A better approach to collaborative writing is to use GitHub, a free, hosted document repository. You will need to read the online manual to learn to use Git, properly. But the fundamental concepts are these:

  • A repository is a directory.
  • Files added to the directory end up in the repository.
  • The Git server maintains the authoritative version of the repository.
  • Each user fetches his own local copy of the repository, in order to make updates.
  • Multiple users can make updates to the repository.
  • An update to a file occurs in two stages: local commit and remote push. A local commit updates the user’s local copy of the repository. A comment may accompany every update committed to the local repository. A remote push updates the repository held by the Git server.
  • Updates to each file is tracked individually, and the last update thereto can be reverted, thereby restoring the previous state of the file.
  • Multiple users making simultaneous updates to the same file will give rise to conflicts, which must be resolved manually.

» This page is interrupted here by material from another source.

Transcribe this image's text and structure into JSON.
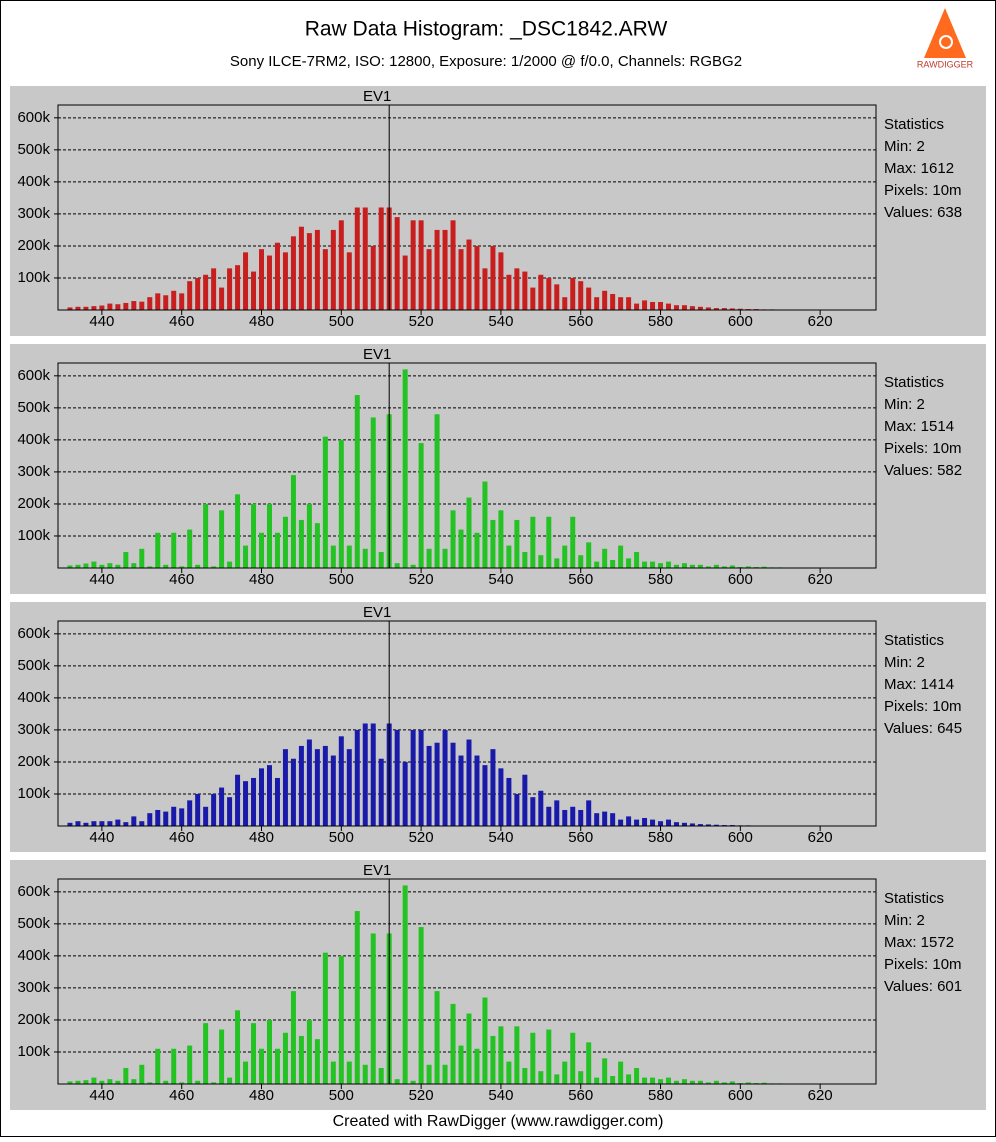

Conflicts arising from simultaneous updates can get downright nasty. The simplest way to avoid conflicts is to break up the project into multiple files, and assign the ownership of each file to a different member. The owner is responsible for adding draft text to the file, and other members serve as editors thereof. And it is advisable to nominate one person as the project coordinator and the chief editor. He is responsible for ensuring stylistic consistency of the text.

Git supports release engineering concepts such as branching, tagging, merging, and the like. But such advanced features are superfluous for a small, one-semester writing project.

CONCLUSION

I have described in this article how properly to read STEM textbooks and peer-reviewed papers, and how to produce small- and large-scale STEM writings. Both reading and writing require multiple passes. And they require the right tools.